---
title: "STAT340: Discussion 12: Random Forest"
author: "Names"
date: "`r format(Sys.time(), '%d %B, %Y')`" # autogenerate date as date of last knit
documentclass: article
classoption: letterpaper
output:
html_document:
highlight: tango
fig_caption: false
---
```{r setup, include=FALSE}
# if sourced, set working directory to file location
# added tryCatch in case knitting runs into error
tryCatch({
if(Sys.getenv('RSTUDIO')=='1'){
setwd(dirname(rstudioapi::getActiveDocumentContext()$path))
}}, error = function(e){}
)
# install necessary packages
if(!require(pacman)) install.packages("pacman")
pacman::p_load(knitr,tidyverse,ISLR,tree,MASS,randomForest)
knitr::opts_chunk$set(tidy=FALSE,strip.white=FALSE,fig.align="center",comment=" #")
```
---
[Link to source file](ds12.Rmd)
## Just for fun (1 min)
## Discuss together (5-10 min)
As an entire section, discuss this together:
Compare and contrast tree based methods with traditional regression based methods. How do they differ in fitting, interpretation, and what are their strengths/weaknesses?
## Exercise
### Background
This exercise is taken from section 8.3 of the [ISLR book](https://www.statlearning.com/s/ISLRSeventhPrinting.pdf) (feel free to consult this section as a guide). We will be using the dataset `Carseats` (containing data on sales of child car seats) from the `ISLR` package, as well as the `tree` package, so ensure both are installed and loaded.
```{r}
library(ISLR)
library(tree)
```
Uncomment the line below and briefly read about the dataset to understand what the data is measuring and what each of the variables mean.
```{r}
# ?Carseats
```
### Fitting classification tree (8.3.1)
First, binarize the observed variable `Sales` so that >8 is coded as "High" and <=8 is coded as "Low". Make sure this is saved as a column in the `Carseats` data frame.
Now, fit a classification tree to the new dataset, and view the result with `summary()` like you do with ordinary regression. What is your training error?

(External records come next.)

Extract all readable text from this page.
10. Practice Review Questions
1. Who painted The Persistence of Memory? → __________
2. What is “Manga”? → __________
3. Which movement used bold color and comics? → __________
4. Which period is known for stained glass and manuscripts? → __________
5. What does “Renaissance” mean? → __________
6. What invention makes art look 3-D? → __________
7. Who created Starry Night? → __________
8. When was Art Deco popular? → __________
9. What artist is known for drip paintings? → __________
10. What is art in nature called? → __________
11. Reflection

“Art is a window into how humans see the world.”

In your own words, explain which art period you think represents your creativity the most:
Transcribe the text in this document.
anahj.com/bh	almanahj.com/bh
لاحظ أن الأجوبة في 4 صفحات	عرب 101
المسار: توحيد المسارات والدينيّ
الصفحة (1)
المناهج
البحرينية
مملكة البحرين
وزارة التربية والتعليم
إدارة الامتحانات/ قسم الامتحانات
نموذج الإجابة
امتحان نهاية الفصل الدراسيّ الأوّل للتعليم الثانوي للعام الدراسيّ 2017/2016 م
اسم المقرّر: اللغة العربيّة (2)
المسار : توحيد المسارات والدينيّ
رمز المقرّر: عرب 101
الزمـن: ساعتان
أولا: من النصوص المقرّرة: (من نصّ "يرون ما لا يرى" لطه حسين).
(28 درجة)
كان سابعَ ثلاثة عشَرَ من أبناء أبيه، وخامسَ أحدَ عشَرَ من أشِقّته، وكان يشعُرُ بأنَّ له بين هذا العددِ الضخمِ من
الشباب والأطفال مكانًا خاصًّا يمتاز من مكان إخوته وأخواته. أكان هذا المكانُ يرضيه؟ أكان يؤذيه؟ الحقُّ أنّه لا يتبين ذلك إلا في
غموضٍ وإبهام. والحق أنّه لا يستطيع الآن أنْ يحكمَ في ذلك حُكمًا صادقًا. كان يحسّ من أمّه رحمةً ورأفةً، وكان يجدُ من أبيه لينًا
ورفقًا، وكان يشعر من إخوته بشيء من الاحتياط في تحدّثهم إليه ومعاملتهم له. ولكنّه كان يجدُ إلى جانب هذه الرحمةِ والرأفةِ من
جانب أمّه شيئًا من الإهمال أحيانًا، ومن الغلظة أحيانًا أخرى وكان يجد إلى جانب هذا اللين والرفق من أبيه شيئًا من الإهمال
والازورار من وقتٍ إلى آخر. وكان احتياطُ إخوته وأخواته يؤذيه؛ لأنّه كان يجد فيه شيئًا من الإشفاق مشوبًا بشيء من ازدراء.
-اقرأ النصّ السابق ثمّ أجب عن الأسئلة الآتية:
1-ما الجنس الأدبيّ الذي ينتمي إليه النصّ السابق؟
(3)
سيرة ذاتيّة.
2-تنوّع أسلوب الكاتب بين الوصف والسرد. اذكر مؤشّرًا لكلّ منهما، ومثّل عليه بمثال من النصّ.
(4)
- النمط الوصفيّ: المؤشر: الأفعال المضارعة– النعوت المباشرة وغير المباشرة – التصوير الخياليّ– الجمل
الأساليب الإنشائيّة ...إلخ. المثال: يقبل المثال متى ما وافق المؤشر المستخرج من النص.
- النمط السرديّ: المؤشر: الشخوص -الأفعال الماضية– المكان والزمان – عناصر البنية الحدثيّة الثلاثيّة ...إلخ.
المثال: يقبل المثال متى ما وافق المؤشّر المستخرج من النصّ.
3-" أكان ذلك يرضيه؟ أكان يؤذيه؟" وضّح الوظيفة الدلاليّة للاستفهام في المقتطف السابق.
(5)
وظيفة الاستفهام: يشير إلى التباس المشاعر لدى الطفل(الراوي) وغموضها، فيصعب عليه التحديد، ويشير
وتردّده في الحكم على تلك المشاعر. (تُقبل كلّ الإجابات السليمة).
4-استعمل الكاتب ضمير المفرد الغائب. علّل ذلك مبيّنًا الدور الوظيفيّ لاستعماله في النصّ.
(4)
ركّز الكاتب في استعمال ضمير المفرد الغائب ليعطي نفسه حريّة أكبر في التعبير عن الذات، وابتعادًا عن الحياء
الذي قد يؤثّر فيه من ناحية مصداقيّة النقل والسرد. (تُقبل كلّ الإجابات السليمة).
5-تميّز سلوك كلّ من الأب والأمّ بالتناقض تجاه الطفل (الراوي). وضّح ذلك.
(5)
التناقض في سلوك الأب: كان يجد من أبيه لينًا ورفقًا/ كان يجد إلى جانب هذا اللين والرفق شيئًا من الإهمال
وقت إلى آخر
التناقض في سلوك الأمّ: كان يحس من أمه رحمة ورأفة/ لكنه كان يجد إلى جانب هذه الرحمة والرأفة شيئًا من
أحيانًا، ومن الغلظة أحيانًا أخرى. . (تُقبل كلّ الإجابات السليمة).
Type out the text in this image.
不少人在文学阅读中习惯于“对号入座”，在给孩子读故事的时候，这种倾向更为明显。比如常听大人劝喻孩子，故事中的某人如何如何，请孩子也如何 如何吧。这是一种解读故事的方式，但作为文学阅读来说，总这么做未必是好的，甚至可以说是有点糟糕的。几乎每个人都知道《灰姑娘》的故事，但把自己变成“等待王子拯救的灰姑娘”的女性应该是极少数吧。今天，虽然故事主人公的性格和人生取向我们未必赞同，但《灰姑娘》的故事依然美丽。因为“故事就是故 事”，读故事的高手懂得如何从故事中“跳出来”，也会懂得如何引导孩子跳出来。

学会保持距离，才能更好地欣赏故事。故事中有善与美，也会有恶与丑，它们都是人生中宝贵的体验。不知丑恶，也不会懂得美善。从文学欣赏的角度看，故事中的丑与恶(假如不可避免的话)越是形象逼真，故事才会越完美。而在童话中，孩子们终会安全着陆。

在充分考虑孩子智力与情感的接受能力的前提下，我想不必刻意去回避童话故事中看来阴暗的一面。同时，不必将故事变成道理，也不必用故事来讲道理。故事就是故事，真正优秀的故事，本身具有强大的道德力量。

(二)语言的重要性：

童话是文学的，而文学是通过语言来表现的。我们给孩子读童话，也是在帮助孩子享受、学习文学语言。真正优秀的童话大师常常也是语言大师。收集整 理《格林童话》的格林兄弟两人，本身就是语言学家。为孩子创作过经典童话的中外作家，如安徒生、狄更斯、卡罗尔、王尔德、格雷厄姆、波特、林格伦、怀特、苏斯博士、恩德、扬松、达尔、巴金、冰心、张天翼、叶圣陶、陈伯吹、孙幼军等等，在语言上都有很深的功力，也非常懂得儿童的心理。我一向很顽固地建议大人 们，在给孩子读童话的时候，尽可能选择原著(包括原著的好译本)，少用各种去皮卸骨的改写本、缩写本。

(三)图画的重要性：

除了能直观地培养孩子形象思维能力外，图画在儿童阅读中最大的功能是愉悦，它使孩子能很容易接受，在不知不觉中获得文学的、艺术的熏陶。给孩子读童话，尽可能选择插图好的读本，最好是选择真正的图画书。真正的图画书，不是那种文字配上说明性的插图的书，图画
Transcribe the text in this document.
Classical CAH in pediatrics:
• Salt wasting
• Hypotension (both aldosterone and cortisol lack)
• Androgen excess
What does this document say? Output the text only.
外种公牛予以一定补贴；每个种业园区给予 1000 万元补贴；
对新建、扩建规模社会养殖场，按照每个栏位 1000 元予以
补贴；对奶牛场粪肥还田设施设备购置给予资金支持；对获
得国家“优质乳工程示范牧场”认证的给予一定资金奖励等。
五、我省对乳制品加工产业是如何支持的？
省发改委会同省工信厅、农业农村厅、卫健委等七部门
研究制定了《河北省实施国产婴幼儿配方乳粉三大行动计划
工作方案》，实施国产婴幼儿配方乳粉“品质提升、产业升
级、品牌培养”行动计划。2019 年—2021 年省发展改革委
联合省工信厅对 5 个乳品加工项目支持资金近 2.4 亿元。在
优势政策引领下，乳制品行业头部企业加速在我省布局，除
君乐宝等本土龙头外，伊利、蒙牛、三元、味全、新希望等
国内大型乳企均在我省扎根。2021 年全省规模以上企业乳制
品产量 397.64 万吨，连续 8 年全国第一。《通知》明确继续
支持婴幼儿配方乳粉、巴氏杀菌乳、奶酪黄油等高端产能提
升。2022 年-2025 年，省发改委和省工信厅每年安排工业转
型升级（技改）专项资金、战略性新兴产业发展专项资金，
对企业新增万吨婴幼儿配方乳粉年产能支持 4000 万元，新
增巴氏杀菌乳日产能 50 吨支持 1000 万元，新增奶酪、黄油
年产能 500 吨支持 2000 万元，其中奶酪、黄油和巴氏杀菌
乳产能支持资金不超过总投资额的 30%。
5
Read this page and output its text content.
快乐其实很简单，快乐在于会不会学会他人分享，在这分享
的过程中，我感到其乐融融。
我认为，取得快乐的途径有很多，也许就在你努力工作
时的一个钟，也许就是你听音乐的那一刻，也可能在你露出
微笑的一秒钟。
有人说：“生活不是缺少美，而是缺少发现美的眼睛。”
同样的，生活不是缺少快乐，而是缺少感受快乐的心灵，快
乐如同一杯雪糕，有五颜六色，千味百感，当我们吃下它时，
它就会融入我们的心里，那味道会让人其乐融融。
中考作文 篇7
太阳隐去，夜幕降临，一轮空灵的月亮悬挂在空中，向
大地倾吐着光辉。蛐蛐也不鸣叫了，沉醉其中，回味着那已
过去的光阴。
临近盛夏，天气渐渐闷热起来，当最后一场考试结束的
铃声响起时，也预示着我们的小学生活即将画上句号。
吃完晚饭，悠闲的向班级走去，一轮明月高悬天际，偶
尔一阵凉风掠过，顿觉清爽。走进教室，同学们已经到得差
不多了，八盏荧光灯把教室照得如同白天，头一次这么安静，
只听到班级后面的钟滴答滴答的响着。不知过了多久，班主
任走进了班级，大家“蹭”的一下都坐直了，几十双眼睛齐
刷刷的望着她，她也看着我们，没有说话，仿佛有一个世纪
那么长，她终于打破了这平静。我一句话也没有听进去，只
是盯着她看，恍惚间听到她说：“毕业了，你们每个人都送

Plot the result of your tree, showing the category names for qualitative predictors (see p.325 of ISLR).
Follow the demo on p.326 of ISLR and create a train-test split in your data (feel free to use your own seed) so you can objectively evaluate the predictive accuracy of your model. Use the training data to refit your tree model, and evalute its performance on the test data set. What percent accuracy do you get?
### Fitting regression tree (8.3.2)
Next, use the same dataset to fit a regression tree. You can feel free to use the same train/test split as before, or if you wish, create a new split. This time, directly fit the `Sales` variable using the training dataset (see p.328 of ISLR).
Show the output of the fit with `summary()`. What is your residual mean deviance? Plot the tree to visualize the result.
Follow the instructions in ISLR for cross-validating and pruning, and then run your tree on the test dataset to generate predicted sales numbers. Compare the predictions with the observed sales values; what is the MSE of your predictions?
### Fitting a random forest (8.3.3)
Finally, let's fit a random forest to the `Boston` dataset (of housing value data from Boston suburbs) from the `MASS` package, using the `randomForest` pacakge. Ensure both are installed and loaded.
```{r}
library(MASS)
library(randomForest)
```
Uncomment the line below and briefly read about the dataset to understand what the data is measuring and what each of the variables mean.
```{r}
# ?Boston
```
Create a train/split dataset just like you've done previously (see p.327 for how ISLR recommends splitting the Boston dataset).
Following the instructions on p.329 of ISLR, fit a random forest model with bagging on the data using `medv` as the observed variable (again, feel free to use your own seed). Then, use the test dataset to generate new predictions. What MSE do you obtain, and how does this compare to the previous method? Also plot your new predictions against the observed `medv` values.
Optional: if you wish, follow the instructions provided to grow the random forest by increasing the `ntree` argument to try to obtain a lower MSE. What is your new MSE?
Finally, use the `importance()` function to view how important each of the predictor variables is in the model. Which ones are the most important and which are the least? Plot these importance values using the `varImpPlot` function.
## Submission
As usual, make sure the names of everyone who worked on this with you is included in the header of this document. Then, knit this document and submit both this file and the HTML output on Canvas under Assignments ⇒ Discussion 12.